| 2007年10月31日(水) |
小説「ぬしさまへ」・「ねこのばば」・「夜明けの街で」 |
■ぬしさまへ/畠中恵
しゃばけシリーズ第2弾は、短編集でした。
どのお話も楽しかったですが、 前作で気になっていた若だんなとお兄さんの松之助さんのエピソード(『空のビードロ』)があって、 嬉しかったです。
松之助さんの人生は切ないものではあるけれど、若だんなが優しくてね〜。 気持ちが温かくなりますね。
でもお父さんはちょっと冷たすぎない?仕方ないのかなぁ、お母さんの手前。
仁吉の恋話(『仁吉の思い人』)も素敵でした。
お相手の正体が思いもよらず、ラストで若だんなと一緒にぽかーんとしてしまいました。 でも、仁吉が若だんなにべったりな理由のひとつもここにあるのかもしれないですね。
ラストの不思議な話(『虹を見しこと』)もよかったですね。
妖たちがいなくなって、若だんなと一緒に寂しくなってしまっていたら、 お話は意外な方向へ。 妖たちがいなくなってしまった謎は解けたものの、 隠されたもうひとつの謎は、若だんなの葛藤や不安が重なって、切なさ倍増でした。

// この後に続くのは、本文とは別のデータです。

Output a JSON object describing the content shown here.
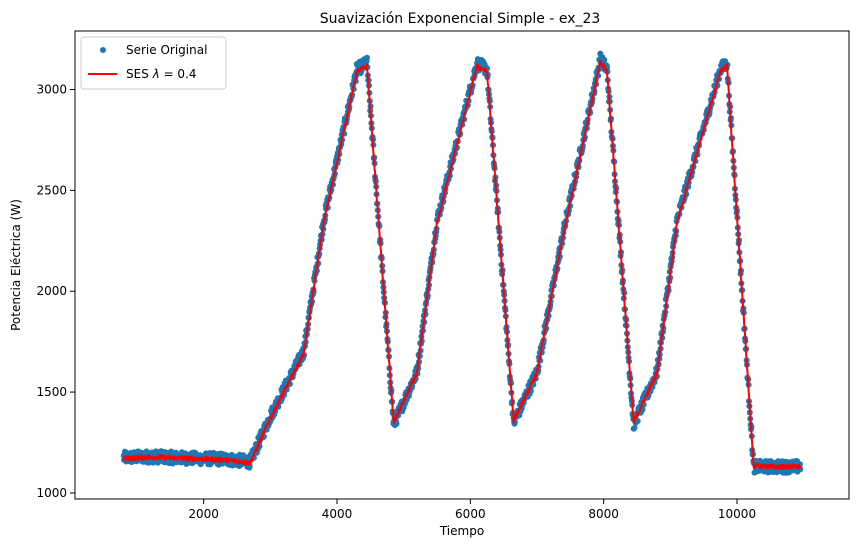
{
  "chart_data": {
    "type": "line",
    "title": "Suavización Exponencial Simple - ex_23",
    "xlabel": "Tiempo",
    "ylabel": "Potencia Eléctrica (W)",
    "xlim": [
      70,
      11680
    ],
    "ylim": [
      970,
      3290
    ],
    "x_ticks": [
      2000,
      4000,
      6000,
      8000,
      10000
    ],
    "y_ticks": [
      1000,
      1500,
      2000,
      2500,
      3000
    ],
    "legend_position": "top-left",
    "series": [
      {
        "name": "Serie Original",
        "style": "scatter",
        "color": "#1f77b4",
        "noise_band": 30,
        "x": [
          800,
          1200,
          1800,
          2300,
          2700,
          3000,
          3500,
          3800,
          4300,
          4450,
          4850,
          5200,
          5500,
          6100,
          6250,
          6650,
          7000,
          7400,
          7950,
          8050,
          8450,
          8800,
          9100,
          9750,
          9850,
          10250,
          10500,
          10950
        ],
        "y": [
          1175,
          1180,
          1172,
          1168,
          1155,
          1380,
          1700,
          2350,
          3100,
          3130,
          1340,
          1600,
          2350,
          3130,
          3100,
          1350,
          1600,
          2300,
          3150,
          3100,
          1340,
          1600,
          2350,
          3100,
          3130,
          1130,
          1130,
          1130
        ]
      },
      {
        "name": "SES λ = 0.4",
        "label_prefix": "SES ",
        "label_symbol": "λ",
        "label_suffix": " = 0.4",
        "style": "line",
        "color": "#ff0000",
        "noise_band": 12,
        "x": [
          800,
          1200,
          1800,
          2300,
          2700,
          3000,
          3500,
          3800,
          4300,
          4450,
          4850,
          5200,
          5500,
          6100,
          6250,
          6650,
          7000,
          7400,
          7950,
          8050,
          8450,
          8800,
          9100,
          9750,
          9850,
          10250,
          10500,
          10950
        ],
        "y": [
          1170,
          1178,
          1170,
          1165,
          1150,
          1370,
          1690,
          2340,
          3090,
          3115,
          1350,
          1595,
          2340,
          3115,
          3090,
          1360,
          1595,
          2290,
          3135,
          3090,
          1350,
          1595,
          2340,
          3090,
          3115,
          1135,
          1130,
          1130
        ]
      }
    ]
  }
}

病弱な分、早く大人に、一人前にと思ってる若だんな、素敵ですね。(可愛いし)
■ねこのばば/畠中恵
しゃばけシリーズ第3弾。こちらも短編集。
「ぬしさまへ」で仁吉の話(『仁吉の思い人』)があったので、 佐助の話も欲しいなと思っていたらありました。
佐吉の話(『産土』)は切なかったですね。 この若だんな、いつもの思慮深さが足らないような気がしていたんですよ。 そしたら、やはり!(でも、よかったよ)
佐吉に歴史アリ、でしたね。 よかった、居場所が見つかって。
ラストのお春ちゃんの縁談話(『たまやたまや』)も切なかった。 若だんなの微妙な乙女心(乙女じゃないですが)も甘酸っぱかったけど、 お春ちゃんの最後に賭けた若だんなへの想いが切くて。
ミステリーな部分より、登場人物の心の機微がたまらんシリーズですね。
ドラマ、楽しみだなぁ。
■夜明けの街で/東野圭吾
不倫小説とミステリーのコラボ?
こんなに面白くない東野作品、初めてかも。
読み終わった直後の感想は、あーそう、でした。
恋愛小説としてもミステリーとしても中途半端な感じがして消化不良。 なにがいいたかったんだろうか・・・・。